Accordingly, Tucker did not meet his burden of establishing that the trial court erred in ruling that he failed to satisfy the second prong of the anti-SLAPP analysis. By failing to defeat the application of the litigation privilege, Tucker did not "demonstrate the merit of the claim [of abuse of process] by establishing a probability of success." (Baral, supra, 1 Cal.5th at p. 384.)
3. Cross-defendants Are Entitled to Seek Attorney Fees for this Appeal
Each of Cross-defendants request an award of attorney fees and costs on appeal. In his reply, Tucker does not respond to these requests.
Statutory authorization for the recovery of attorney fees incurred in the trial court necessarily includes attorney fees on appeal, unless the statute expressly provides otherwise. (In re Conservatorship of McQueen (2014) 59 Cal.4th 602, 610-611; Morcos v. Board of Retirement (1990) 51 Cal.3d 924, 928.) The statute at issue here, section 425.16, subdivision (c)(1), allows for the recovery of attorney fees for "a prevailing defendant" on an anti-SLAPP motion.

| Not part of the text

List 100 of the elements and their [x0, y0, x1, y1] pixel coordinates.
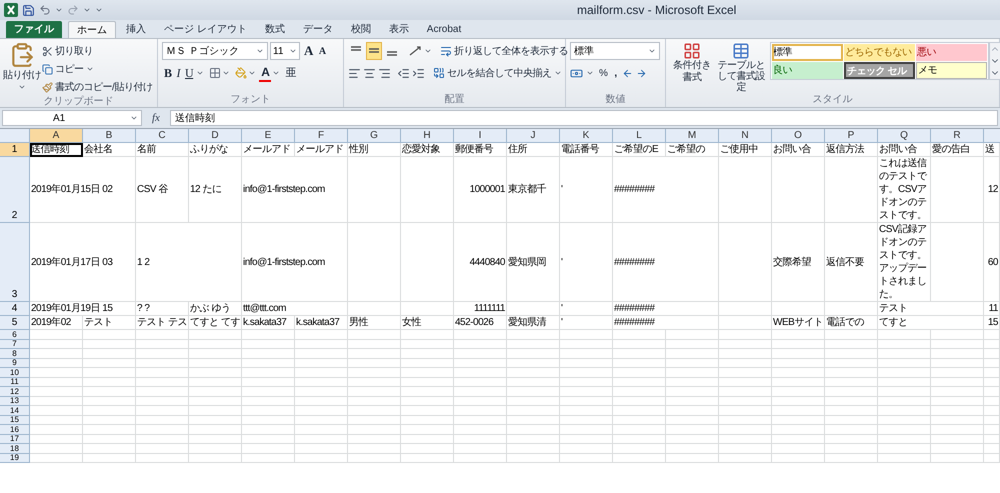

Accordingly, after issuance of the remittitur, upon a proper showing in the superior court, Cross-defendants are entitled to an award of reasonable attorney fees on appeal under section 425.16, subdivision (c)(1).
We deal with appellate costs in the Disposition, post.
DISPOSITION
The trial court's order granting Cross-defendants' special motions to strike Tucker's cross-complaint is affirmed. Heritage, Gopalakrishnan, and Burns are entitled to recover their respective costs on appeal. (Cal. Rules of Court, rule 8.278(a)(2).)
IRION, J. WE CONCUR: NARES, Acting P. J. HALLER, J.